Ben, now upwards of forty years of age, still lives with the old man, working as a labourer on his farm, and is maintained with his children. Money he never sees: but his father allows him to sell bundles of straw; and he may be seen, in an evening, with two bundles of straw under each arm, proceeding to the alehouse in the next village, where he barters them for the evening cup. Nay, the other night, a person encountered, as he supposed, a thief, issuing from the old man’s yard, with a huge beam on his shoulder. It was Ben, going to turn it into ale; who desired his neighbour to say nothing.

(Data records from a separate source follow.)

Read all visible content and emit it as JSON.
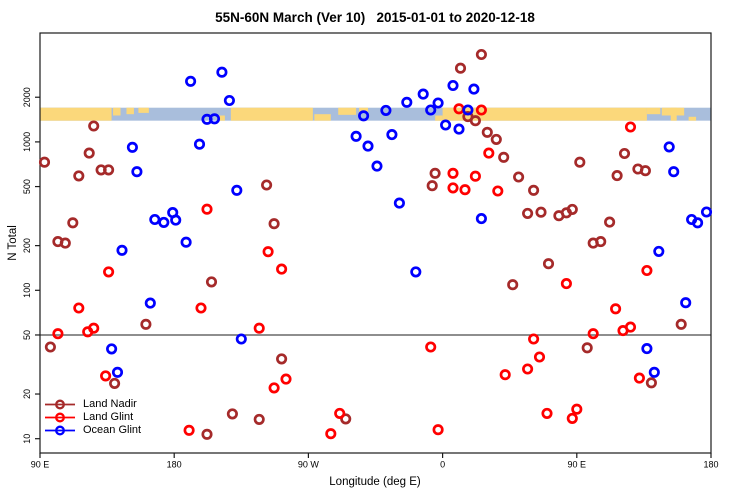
{
  "chart_data": {
    "type": "scatter",
    "title": "55N-60N March (Ver 10)   2015-01-01 to 2020-12-18",
    "xlabel": "Longitude (deg E)",
    "ylabel": "N Total",
    "x_axis": {
      "tick_positions_deg": [
        90,
        180,
        270,
        360,
        450,
        540
      ],
      "tick_labels": [
        "90 E",
        "180",
        "90 W",
        "0",
        "90 E",
        "180"
      ],
      "range_deg": [
        90,
        540
      ]
    },
    "y_axis": {
      "scale": "log10",
      "ticks": [
        10,
        20,
        50,
        100,
        200,
        500,
        1000,
        2000
      ],
      "tick_labels": [
        "10",
        "20",
        "50",
        "100",
        "200",
        "500",
        "1000",
        "2000"
      ],
      "range": [
        8,
        5400
      ]
    },
    "grid": "off",
    "ref_line_y": 50,
    "ref_line_color": "#4a4a4a",
    "map_band": {
      "description": "land/ocean strip along latitude band",
      "value_top": 1700,
      "value_bottom": 1390,
      "ocean_color": "#A9BEDC",
      "land_color": "#FBD87B",
      "land_segments": [
        {
          "from": 90,
          "to": 138,
          "pos": "full",
          "frac": 1
        },
        {
          "from": 139,
          "to": 144,
          "pos": "top",
          "frac": 0.6
        },
        {
          "from": 148,
          "to": 153,
          "pos": "top",
          "frac": 0.5
        },
        {
          "from": 156,
          "to": 163,
          "pos": "top",
          "frac": 0.4
        },
        {
          "from": 209,
          "to": 214,
          "pos": "bottom",
          "frac": 0.4
        },
        {
          "from": 218,
          "to": 273,
          "pos": "full",
          "frac": 1
        },
        {
          "from": 274,
          "to": 285,
          "pos": "bottom",
          "frac": 0.5
        },
        {
          "from": 290,
          "to": 302,
          "pos": "top",
          "frac": 0.55
        },
        {
          "from": 304,
          "to": 310,
          "pos": "top",
          "frac": 0.3
        },
        {
          "from": 355,
          "to": 360,
          "pos": "bottom",
          "frac": 0.4
        },
        {
          "from": 360,
          "to": 497,
          "pos": "full",
          "frac": 1
        },
        {
          "from": 497,
          "to": 506,
          "pos": "top",
          "frac": 0.5
        },
        {
          "from": 507,
          "to": 522,
          "pos": "top",
          "frac": 0.6
        },
        {
          "from": 513,
          "to": 517,
          "pos": "full",
          "frac": 1
        },
        {
          "from": 525,
          "to": 530,
          "pos": "bottom",
          "frac": 0.3
        }
      ]
    },
    "legend": {
      "position": "bottom-left"
    },
    "series": [
      {
        "name": "Land Nadir",
        "color": "#A52A2A",
        "points": [
          [
            126,
            1280
          ],
          [
            123,
            840
          ],
          [
            93,
            730
          ],
          [
            131,
            648
          ],
          [
            136,
            648
          ],
          [
            116,
            590
          ],
          [
            112,
            285
          ],
          [
            102,
            213
          ],
          [
            107,
            208
          ],
          [
            97,
            41.5
          ],
          [
            161,
            59
          ],
          [
            140,
            23.6
          ],
          [
            242,
            512
          ],
          [
            247,
            281
          ],
          [
            205,
            114
          ],
          [
            219,
            14.7
          ],
          [
            237,
            13.5
          ],
          [
            202,
            10.7
          ],
          [
            295,
            13.6
          ],
          [
            252,
            34.5
          ],
          [
            386,
            3880
          ],
          [
            372,
            3140
          ],
          [
            377,
            1480
          ],
          [
            382,
            1390
          ],
          [
            390,
            1160
          ],
          [
            396,
            1040
          ],
          [
            401,
            788
          ],
          [
            411,
            580
          ],
          [
            355,
            614
          ],
          [
            353,
            507
          ],
          [
            421,
            472
          ],
          [
            417,
            330
          ],
          [
            426,
            336
          ],
          [
            407,
            109
          ],
          [
            431,
            151
          ],
          [
            452,
            730
          ],
          [
            482,
            835
          ],
          [
            491,
            657
          ],
          [
            496,
            640
          ],
          [
            477,
            593
          ],
          [
            438,
            318
          ],
          [
            443,
            333
          ],
          [
            447,
            351
          ],
          [
            472,
            288
          ],
          [
            461,
            208
          ],
          [
            466,
            213
          ],
          [
            457,
            41
          ],
          [
            520,
            59
          ],
          [
            500,
            23.8
          ]
        ]
      },
      {
        "name": "Land Glint",
        "color": "#FF0000",
        "points": [
          [
            202,
            352
          ],
          [
            243,
            182
          ],
          [
            252,
            139
          ],
          [
            136,
            133
          ],
          [
            116,
            76
          ],
          [
            198,
            76
          ],
          [
            102,
            51
          ],
          [
            122,
            52.5
          ],
          [
            126,
            55.5
          ],
          [
            134,
            26.5
          ],
          [
            190,
            11.4
          ],
          [
            237,
            55.5
          ],
          [
            255,
            25.2
          ],
          [
            247,
            22
          ],
          [
            291,
            14.8
          ],
          [
            285,
            10.8
          ],
          [
            371,
            1670
          ],
          [
            386,
            1640
          ],
          [
            391,
            840
          ],
          [
            367,
            614
          ],
          [
            382,
            587
          ],
          [
            367,
            490
          ],
          [
            375,
            476
          ],
          [
            397,
            467
          ],
          [
            352,
            41.5
          ],
          [
            357,
            11.5
          ],
          [
            402,
            27
          ],
          [
            417,
            29.5
          ],
          [
            421,
            47
          ],
          [
            425,
            35.5
          ],
          [
            430,
            14.8
          ],
          [
            486,
            1260
          ],
          [
            497,
            136
          ],
          [
            443,
            111
          ],
          [
            476,
            75
          ],
          [
            481,
            53.5
          ],
          [
            486,
            56.5
          ],
          [
            461,
            51
          ],
          [
            492,
            25.6
          ],
          [
            450,
            15.8
          ],
          [
            447,
            13.7
          ]
        ]
      },
      {
        "name": "Ocean Glint",
        "color": "#0000FF",
        "points": [
          [
            191,
            2560
          ],
          [
            152,
            920
          ],
          [
            197,
            965
          ],
          [
            155,
            630
          ],
          [
            167,
            300
          ],
          [
            173,
            287
          ],
          [
            181,
            297
          ],
          [
            179,
            334
          ],
          [
            188,
            211
          ],
          [
            145,
            186
          ],
          [
            212,
            2950
          ],
          [
            217,
            1900
          ],
          [
            202,
            1420
          ],
          [
            207,
            1430
          ],
          [
            307,
            1500
          ],
          [
            302,
            1090
          ],
          [
            310,
            937
          ],
          [
            316,
            687
          ],
          [
            222,
            472
          ],
          [
            138,
            40.3
          ],
          [
            164,
            82
          ],
          [
            142,
            28
          ],
          [
            225,
            47
          ],
          [
            342,
            133
          ],
          [
            322,
            1630
          ],
          [
            352,
            1640
          ],
          [
            377,
            1640
          ],
          [
            347,
            2100
          ],
          [
            336,
            1850
          ],
          [
            357,
            1830
          ],
          [
            367,
            2400
          ],
          [
            381,
            2270
          ],
          [
            362,
            1300
          ],
          [
            371,
            1220
          ],
          [
            326,
            1120
          ],
          [
            331,
            387
          ],
          [
            386,
            304
          ],
          [
            505,
            183
          ],
          [
            512,
            925
          ],
          [
            515,
            630
          ],
          [
            523,
            82.5
          ],
          [
            527,
            300
          ],
          [
            531,
            285
          ],
          [
            537,
            337
          ],
          [
            497,
            40.5
          ],
          [
            502,
            28
          ]
        ]
      }
    ]
  }
}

Nothing can more strikingly close this account than the old man’s usual description of his three sons. “My son Dick has Cain’s mark on his forehead; Ben, if ale was a guinea a-pint, and he had but one guinea in the world, would buy a pint of ale; and, as for Simon—he is a gentleman! He takes a certificate to shoot. He runs with those long legs of his over three parishes, and comes slinging home with a crow, or a pinet[6]—ay, ay, Simon is a gentleman!”
[6] Magpie.
In this same nook of the world might be seen, some years ago, two brothers, stout farmers—farmers of their own property—heaping curses and recriminations on each other about their possessions, in so loud a voice that they have been heard half a mile off. This enmity outlasted the elder, and burned in the breast of the younger for years after. For it was some years after, that he attended the funeral of a niece whom he left through life to the charity of another. When the funeral was over, they adjourned with the parson to the public-house; and here the person who had cared for the neglected niece, urged the uncle now to pay some part of the funeral charges. “Yes,” said he, “thou hast been at a deal of cost,” (these country people still retain the use of thou and thee), “and here is sixpence for the parson’s glass of brandy and water.” The astonished man pushed back the sixpence with contempt; but, at this moment, in came a lad to tell them that the grave being made too near that of the deceased brother, the earth had suddenly fallen in, and broken in the lid of the old man’s coffin. At this, the living brother started up in evident delight, and exclaimed—“Why, has it? Why, has it? Thou tells me summut, lad! thou tells me summut!” And he gave him the sixpence he had generously destined for the parson’s glass.